Several actions are being attempted by the legislature, and they include an attempt to complete supplant the constitutionally established and democratically elected state board of education.
The move to overturn the democratic process is not unusual for either education or Michigan. Reeformsters have long used the move of pushing aside, dissolving, or neutering elected school boards, and Michigan also has s history of appointing "emergency managers" to strip power from locally elected officials (think Flint and how well that worked out).
|Lansing in the winter, with bitter GOP sadness in the air|
But in Michigan, the GOP is prepared to negate the votes of an entire state (even the white folks). And in Michigan, the masks are off. As in Wisconsin, where a similar GOP revolt against democracy is under way, there is not even a thin veil of reasoning for the power grab. The argument is simple-- the Democrats are going to have power, and we don't want them to.
In fairness to the Michigan coup leaders, there's also an element of "They never obey me." The state board is about two shift from a 4-4 GOP-Dem makeup to a 6-2 spoilt favoring Democrats, but the board seems to have a history of mostly non-partisan activity. While most folks might describe that as "working well," Rep. Tim Kelly (R) describes that as not working at all.
“The state board is not doing their jobs,” Kelly said. “It’s time to move forward.”
Mind you, that is "their jobs" as defined by Kelly, who has longstanding beefs with the board, having previously tried to kill it entirely. And "move forward" apparently means "overturn the will of the voters of Michigan."
The plan cals for creating what would essentially be a second appointed state board of education which would exercise powers stripped from the current elected board. In particular, Kelly sees the Education Accountability Policy Commission implementing "innovation districts" that would implement competency based education right away.
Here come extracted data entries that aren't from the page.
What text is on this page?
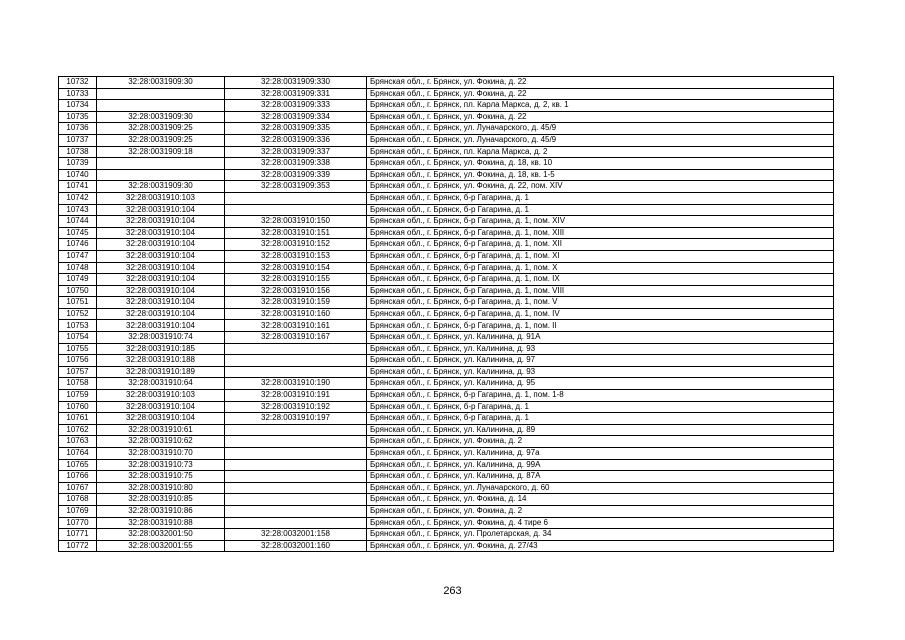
10732	32:28:0031909:30	32:28:0031909:330	Брянская обл., г. Брянск, ул. Фокина, д. 22
10733		32:28:0031909:331	Брянская обл., г. Брянск, ул. Фокина, д. 22
10734		32:28:0031909:333	Брянская обл., г. Брянск, пл. Карла Маркса, д. 2, кв. 1
10735	32:28:0031909:30	32:28:0031909:334	Брянская обл., г. Брянск, ул. Фокина, д. 22
10736	32:28:0031909:25	32:28:0031909:335	Брянская обл., г. Брянск, ул. Луначарского, д. 45/9
10737	32:28:0031909:25	32:28:0031909:336	Брянская обл., г. Брянск, ул. Луначарского, д. 45/9
10738	32:28:0031909:18	32:28:0031909:337	Брянская обл., г. Брянск, пл. Карла Маркса, д. 2
10739		32:28:0031909:338	Брянская обл., г. Брянск, ул. Фокина, д. 18, кв. 10
10740		32:28:0031909:339	Брянская обл., г. Брянск, ул. Фокина, д. 18, кв. 1-5
10741	32:28:0031909:30	32:28:0031909:353	Брянская обл., г. Брянск, ул. Фокина, д. 22, пом. XIV
10742	32:28:0031910:103		Брянская обл., г. Брянск, б-р Гагарина, д. 1
10743	32:28:0031910:104		Брянская обл., г. Брянск, б-р Гагарина, д. 1
10744	32:28:0031910:104	32:28:0031910:150	Брянская обл., г. Брянск, б-р Гагарина, д. 1, пом. XIV
10745	32:28:0031910:104	32:28:0031910:151	Брянская обл., г. Брянск, б-р Гагарина, д. 1, пом. XIII
10746	32:28:0031910:104	32:28:0031910:152	Брянская обл., г. Брянск, б-р Гагарина, д. 1, пом. XII
10747	32:28:0031910:104	32:28:0031910:153	Брянская обл., г. Брянск, б-р Гагарина, д. 1, пом. XI
10748	32:28:0031910:104	32:28:0031910:154	Брянская обл., г. Брянск, б-р Гагарина, д. 1, пом. X
10749	32:28:0031910:104	32:28:0031910:155	Брянская обл., г. Брянск, б-р Гагарина, д. 1, пом. IX
10750	32:28:0031910:104	32:28:0031910:156	Брянская обл., г. Брянск, б-р Гагарина, д. 1, пом. VIII
10751	32:28:0031910:104	32:28:0031910:159	Брянская обл., г. Брянск, б-р Гагарина, д. 1, пом. V
10752	32:28:0031910:104	32:28:0031910:160	Брянская обл., г. Брянск, б-р Гагарина, д. 1, пом. IV
10753	32:28:0031910:104	32:28:0031910:161	Брянская обл., г. Брянск, б-р Гагарина, д. 1, пом. II
10754	32:28:0031910:74	32:28:0031910:167	Брянская обл., г. Брянск, ул. Калинина, д. 91А
10755	32:28:0031910:185		Брянская обл., г. Брянск, ул. Калинина, д. 93
10756	32:28:0031910:188		Брянская обл., г. Брянск, ул. Калинина, д. 97
10757	32:28:0031910:189		Брянская обл., г. Брянск, ул. Калинина, д. 93
10758	32:28:0031910:64	32:28:0031910:190	Брянская обл., г. Брянск, ул. Калинина, д. 95
10759	32:28:0031910:103	32:28:0031910:191	Брянская обл., г. Брянск, б-р Гагарина, д. 1, пом. 1-8
10760	32:28:0031910:104	32:28:0031910:192	Брянская обл., г. Брянск, б-р Гагарина, д. 1
10761	32:28:0031910:104	32:28:0031910:197	Брянская обл., г. Брянск, б-р Гагарина, д. 1
10762	32:28:0031910:61		Брянская обл., г. Брянск, ул. Калинина, д. 89
10763	32:28:0031910:62		Брянская обл., г. Брянск, ул. Фокина, д. 2
10764	32:28:0031910:70		Брянская обл., г. Брянск, ул. Калинина, д. 97а
10765	32:28:0031910:73		Брянская обл., г. Брянск, ул. Калинина, д. 99А
10766	32:28:0031910:75		Брянская обл., г. Брянск, ул. Калинина, д. 87А
10767	32:28:0031910:80		Брянская обл., г. Брянск, ул. Луначарского, д. 60
10768	32:28:0031910:85		Брянская обл., г. Брянск, ул. Фокина, д. 14
10769	32:28:0031910:86		Брянская обл., г. Брянск, ул. Фокина, д. 2
10770	32:28:0031910:88		Брянская обл., г. Брянск, ул. Фокина, д. 4 тире 6
10771	32:28:0032001:50	32:28:0032001:158	Брянская обл., г. Брянск, ул. Пролетарская, д. 34
10772	32:28:0032001:55	32:28:0032001:160	Брянская обл., г. Брянск, ул. Фокина, д. 27/43
263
The state board has been dragging their feet on CBE (even going so far as to bring in some education writer/blogger from Pennsylvania to talk about why CBE would be a bad idea). The current governor was a fan of CBE, but the New Democratic governor might not be quite so excited about it. Hence the "need" too create a GOP-run board that would push this troubled-yet-profitable reformy idea.
Kelly claims the innovative districts would be the very ultimate in local control. Kelly is full of it. First of all, unless every one of these future "innovation zone" districts has been clamoring for CBE, then the first act of this "local control" move will be for the state's unelected shadow board of education to impose a new, untested, unproven educational system on the local school district. That's the opposite of local control. Then, since modern CBE is most often a computer-based program delivered and controlled by an outside vendor, it is a system that is at odds with local control. It will make a bunch of people a bunch of money, but it will not give control to the local district. Kelly is full of something, and it's not Michigan snow.
Of course, if Kelly really believes in his policy, there's a path to getting it made into law-- have a bunch of people stand for election and let the voters say they want to see the policy enacted. But because he doesn't think his ideas will have traction under the administration that the voters actually elected, he's figuring to just ram it through now. If you're wondering how Kelly got to have such strong education ideas-- well, he was an education advisor to Governor Engler in Michigan, moving from Indiana to take the job (and after he worked in the asphalt business). Kelly was also in line for a job at Betsy DeVos's Department of Education until it turned out he had made blog posts insulting, among others, Muslim women, Head Start parent, and women in science.
Michigan schools are a mess, near the bottom of the nation by just about any measure you care to use. But Michigan has also been a happy playground for reformers like Ed Secretary Betsy DeVos and Rep. Tim Kelly. They have had their way for over a decade, and their policies have failed. But ed reform has always been in part about shutting down democracy for Certain People, so it's no surprise too see that used as a last-ditch attempt to keep reformsters in power in Michigan.
At any rate, if I were a Michigan voter, I would get on the phone and let my representatives know that I would like to have the government that Michigan taxpayers actually voted for, and not the one that some sad, defeated Republicans want to impose by fiat. Tell your rep that Michigan does not need a second board of education-- certainly not one that was never elected to the post or assigned powers by the state constitution.